PureFlex Inc. is expanding its fluoropolymer fluid-handling and fluid-sealing product manufacturing capability, as well as its research and development operations for Teflon products, with the relocation of its headquarters into a 65,000-square-foot facility. PureFlex attributed the expansion to six years of "explosive growth," despite a tight labor market and the founder's bout with leukemia early in the company's existence, said national sales manager Michael Matz.
Kentwood, Mich.-based PureFlex makes plastic hoses with varying abilities to withstand high temperatures and chemical handling. The firm also produces FlexChem, a rubber-covered Teflon hose, as well as gaskets and seals.
"We're right to the rafters and it's getting tough to move around," Matz said. "We more than doubled our sales last year, and we're on track to nearly double them this year." He declined to give exact sales figures.
Fabrication, extrusion and machining will take place in the new facility. Ring-seal molding and Task-Line gasket production will continue at PureFlex's 30,000-square-foot plant located about one-half mile from the new operation.
The new facility will give PureFlex more space for product improvement work, according to Ron Andronaco, company founder and president.
"Our goal is to come out with two new products every year," he said. "At any given time, we have 12 research and development projects going on at once."
The new headquarters will more than double the production capacity, both in terms of volume and hose diameter capability. Matz said the move into the leased facility should be complete this summer.

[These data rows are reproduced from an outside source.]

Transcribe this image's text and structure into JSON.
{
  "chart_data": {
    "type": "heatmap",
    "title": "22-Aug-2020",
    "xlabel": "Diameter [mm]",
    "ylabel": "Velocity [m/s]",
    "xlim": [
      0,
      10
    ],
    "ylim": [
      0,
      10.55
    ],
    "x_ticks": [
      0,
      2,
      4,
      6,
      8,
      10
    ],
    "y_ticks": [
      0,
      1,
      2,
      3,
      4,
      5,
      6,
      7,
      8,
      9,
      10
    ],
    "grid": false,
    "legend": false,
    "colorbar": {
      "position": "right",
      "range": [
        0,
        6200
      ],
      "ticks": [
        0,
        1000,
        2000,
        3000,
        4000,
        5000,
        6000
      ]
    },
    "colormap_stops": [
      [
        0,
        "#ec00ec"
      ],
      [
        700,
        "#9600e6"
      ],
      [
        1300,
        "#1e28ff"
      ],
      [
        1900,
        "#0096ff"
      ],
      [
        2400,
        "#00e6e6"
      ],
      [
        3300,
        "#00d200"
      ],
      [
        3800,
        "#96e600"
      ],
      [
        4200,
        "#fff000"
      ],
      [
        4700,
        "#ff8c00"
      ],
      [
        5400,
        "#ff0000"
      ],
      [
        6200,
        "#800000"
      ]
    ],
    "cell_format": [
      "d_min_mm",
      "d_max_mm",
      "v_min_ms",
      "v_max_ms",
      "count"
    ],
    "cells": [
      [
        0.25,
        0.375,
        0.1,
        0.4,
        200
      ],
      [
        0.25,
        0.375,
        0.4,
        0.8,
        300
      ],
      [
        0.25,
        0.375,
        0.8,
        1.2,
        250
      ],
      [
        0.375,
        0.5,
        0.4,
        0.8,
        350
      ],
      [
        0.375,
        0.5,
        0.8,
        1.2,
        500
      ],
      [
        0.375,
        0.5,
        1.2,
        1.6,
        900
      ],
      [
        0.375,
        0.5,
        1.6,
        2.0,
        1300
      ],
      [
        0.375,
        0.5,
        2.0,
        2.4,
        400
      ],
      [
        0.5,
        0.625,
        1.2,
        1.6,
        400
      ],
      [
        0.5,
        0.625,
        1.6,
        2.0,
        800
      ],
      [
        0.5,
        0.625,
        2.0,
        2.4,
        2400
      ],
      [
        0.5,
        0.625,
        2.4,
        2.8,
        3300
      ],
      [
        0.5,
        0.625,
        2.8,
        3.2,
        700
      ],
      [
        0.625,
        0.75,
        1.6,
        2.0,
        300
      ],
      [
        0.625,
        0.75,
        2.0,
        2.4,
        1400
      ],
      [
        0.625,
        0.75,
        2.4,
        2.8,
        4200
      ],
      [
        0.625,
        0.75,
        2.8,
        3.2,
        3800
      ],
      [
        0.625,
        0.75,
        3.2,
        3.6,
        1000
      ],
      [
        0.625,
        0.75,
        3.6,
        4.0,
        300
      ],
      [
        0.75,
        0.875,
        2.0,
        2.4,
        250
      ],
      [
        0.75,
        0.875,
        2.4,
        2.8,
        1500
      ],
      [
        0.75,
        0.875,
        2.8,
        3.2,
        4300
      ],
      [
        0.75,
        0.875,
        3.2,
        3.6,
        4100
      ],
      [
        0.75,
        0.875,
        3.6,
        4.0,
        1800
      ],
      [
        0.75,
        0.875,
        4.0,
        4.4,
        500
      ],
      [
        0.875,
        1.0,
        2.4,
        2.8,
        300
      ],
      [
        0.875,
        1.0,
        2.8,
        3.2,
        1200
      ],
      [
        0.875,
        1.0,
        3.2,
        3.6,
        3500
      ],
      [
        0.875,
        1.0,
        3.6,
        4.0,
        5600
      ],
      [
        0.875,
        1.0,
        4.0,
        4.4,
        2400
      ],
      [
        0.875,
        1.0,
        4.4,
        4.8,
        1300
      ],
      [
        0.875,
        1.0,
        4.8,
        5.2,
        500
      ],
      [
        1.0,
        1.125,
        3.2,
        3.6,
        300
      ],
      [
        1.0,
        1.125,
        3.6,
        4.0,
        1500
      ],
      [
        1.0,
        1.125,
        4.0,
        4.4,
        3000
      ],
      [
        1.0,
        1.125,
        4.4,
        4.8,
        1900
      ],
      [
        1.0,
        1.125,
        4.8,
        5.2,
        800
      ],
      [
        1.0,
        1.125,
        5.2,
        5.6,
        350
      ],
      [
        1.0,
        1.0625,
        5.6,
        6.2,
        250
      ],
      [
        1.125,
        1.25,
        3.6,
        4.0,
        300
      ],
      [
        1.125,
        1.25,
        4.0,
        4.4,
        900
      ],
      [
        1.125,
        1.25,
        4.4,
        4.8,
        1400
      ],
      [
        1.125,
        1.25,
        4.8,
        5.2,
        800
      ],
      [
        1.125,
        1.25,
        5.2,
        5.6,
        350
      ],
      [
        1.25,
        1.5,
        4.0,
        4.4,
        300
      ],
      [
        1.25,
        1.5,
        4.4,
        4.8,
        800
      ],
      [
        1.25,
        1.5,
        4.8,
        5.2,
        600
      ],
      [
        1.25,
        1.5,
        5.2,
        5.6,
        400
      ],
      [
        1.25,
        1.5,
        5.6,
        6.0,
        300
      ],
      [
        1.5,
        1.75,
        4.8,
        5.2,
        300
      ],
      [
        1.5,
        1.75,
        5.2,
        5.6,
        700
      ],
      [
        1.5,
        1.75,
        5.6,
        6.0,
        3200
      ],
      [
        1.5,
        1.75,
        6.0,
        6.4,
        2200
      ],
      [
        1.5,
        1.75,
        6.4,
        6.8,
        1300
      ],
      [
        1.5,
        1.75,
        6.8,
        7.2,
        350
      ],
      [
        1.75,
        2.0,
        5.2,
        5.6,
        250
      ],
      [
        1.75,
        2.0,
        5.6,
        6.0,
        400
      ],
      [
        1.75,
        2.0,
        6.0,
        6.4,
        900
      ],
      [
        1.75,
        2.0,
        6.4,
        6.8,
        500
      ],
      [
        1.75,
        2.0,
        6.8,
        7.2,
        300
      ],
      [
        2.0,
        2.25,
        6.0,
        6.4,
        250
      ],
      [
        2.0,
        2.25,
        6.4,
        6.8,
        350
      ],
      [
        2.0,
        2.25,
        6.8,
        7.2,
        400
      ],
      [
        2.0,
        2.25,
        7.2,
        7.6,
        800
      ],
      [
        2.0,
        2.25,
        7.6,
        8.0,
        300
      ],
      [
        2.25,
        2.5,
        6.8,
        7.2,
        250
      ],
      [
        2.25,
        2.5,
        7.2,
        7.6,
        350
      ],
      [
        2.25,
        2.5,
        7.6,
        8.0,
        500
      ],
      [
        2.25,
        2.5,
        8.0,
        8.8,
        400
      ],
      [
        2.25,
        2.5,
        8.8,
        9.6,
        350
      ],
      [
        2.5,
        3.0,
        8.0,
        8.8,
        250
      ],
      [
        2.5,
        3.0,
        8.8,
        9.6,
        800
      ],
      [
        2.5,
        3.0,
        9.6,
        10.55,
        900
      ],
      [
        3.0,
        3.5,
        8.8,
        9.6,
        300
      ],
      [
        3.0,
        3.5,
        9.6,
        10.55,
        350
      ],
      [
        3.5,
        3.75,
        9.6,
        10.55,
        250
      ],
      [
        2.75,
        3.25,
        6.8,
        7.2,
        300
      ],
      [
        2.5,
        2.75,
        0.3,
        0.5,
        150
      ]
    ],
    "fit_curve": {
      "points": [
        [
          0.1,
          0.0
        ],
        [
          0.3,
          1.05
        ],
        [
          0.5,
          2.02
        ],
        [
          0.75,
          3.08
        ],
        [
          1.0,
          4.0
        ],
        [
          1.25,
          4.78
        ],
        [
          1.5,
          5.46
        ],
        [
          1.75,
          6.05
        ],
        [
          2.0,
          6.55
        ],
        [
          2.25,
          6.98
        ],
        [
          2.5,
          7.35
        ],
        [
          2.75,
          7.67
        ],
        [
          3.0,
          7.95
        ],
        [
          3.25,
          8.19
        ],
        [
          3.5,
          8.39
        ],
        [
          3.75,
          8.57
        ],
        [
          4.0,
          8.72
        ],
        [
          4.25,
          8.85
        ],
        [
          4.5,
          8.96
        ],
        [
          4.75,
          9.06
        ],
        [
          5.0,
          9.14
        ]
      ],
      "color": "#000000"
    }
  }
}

"We will be able to extend product size offering, mostly in the hose area," he said. "It also will improve our efficiencies, which will reduce our costs."
PureFlex has been on this growth track for the past several years. In March 1994, Andronaco, then 34, said he jumped on an opportunity and founded PureFlex with four employees in a 5,000-square-foot building. Today the company has grown to about 50 workers.
When Andronaco was diagnosed with leukemia in October 1995 and had to take time off for a lifesaving bone-marrow transplant, fewer than 10 employees kept PureFlex alive.
"Since I've been back, which was roughly March of 1996, we've grown close to 2,200 percent in sales," Andronaco said. "We've got some history behind the company which makes us very unique."
In December 1997, PureFlex opened a 30,000-square-foot facility after it purchased the Task-Line gasket product line and started manufacturing ring seals.
Now Andronaco said a shortage of employees is the only thing slowing down his company's growth. The firm normally employs between 45 and 50, and typically has openings.
"The 2.2 percent unemployment in Grand Rapids right now — that's what's limiting our growth at this point," he said. "Otherwise we'd be growing much faster than we are."
The company acquired two smaller fluoropolymer manufacturers in the past two years, and plans to acquire more companies as PureFlex grows, Andronaco said. He did not give details on the acquisitions.
PureFlex has reinvested all its profits in the company for new equipment and product research, he said. Though PureFlex continues to grow, its decision-making body does not.
"We make decisions in Internet time," Andronaco said. "That means that we don't have huge bureaucracies that we need to weed through before a decision can be implemented."
PureFlex's growth comes at the expense of its competitors, not from market growth, Matz said.
"We're giving [the customers] better products quicker and at better prices," he said. "We've been in business six years and we've surpassed people who have been in business 40 years."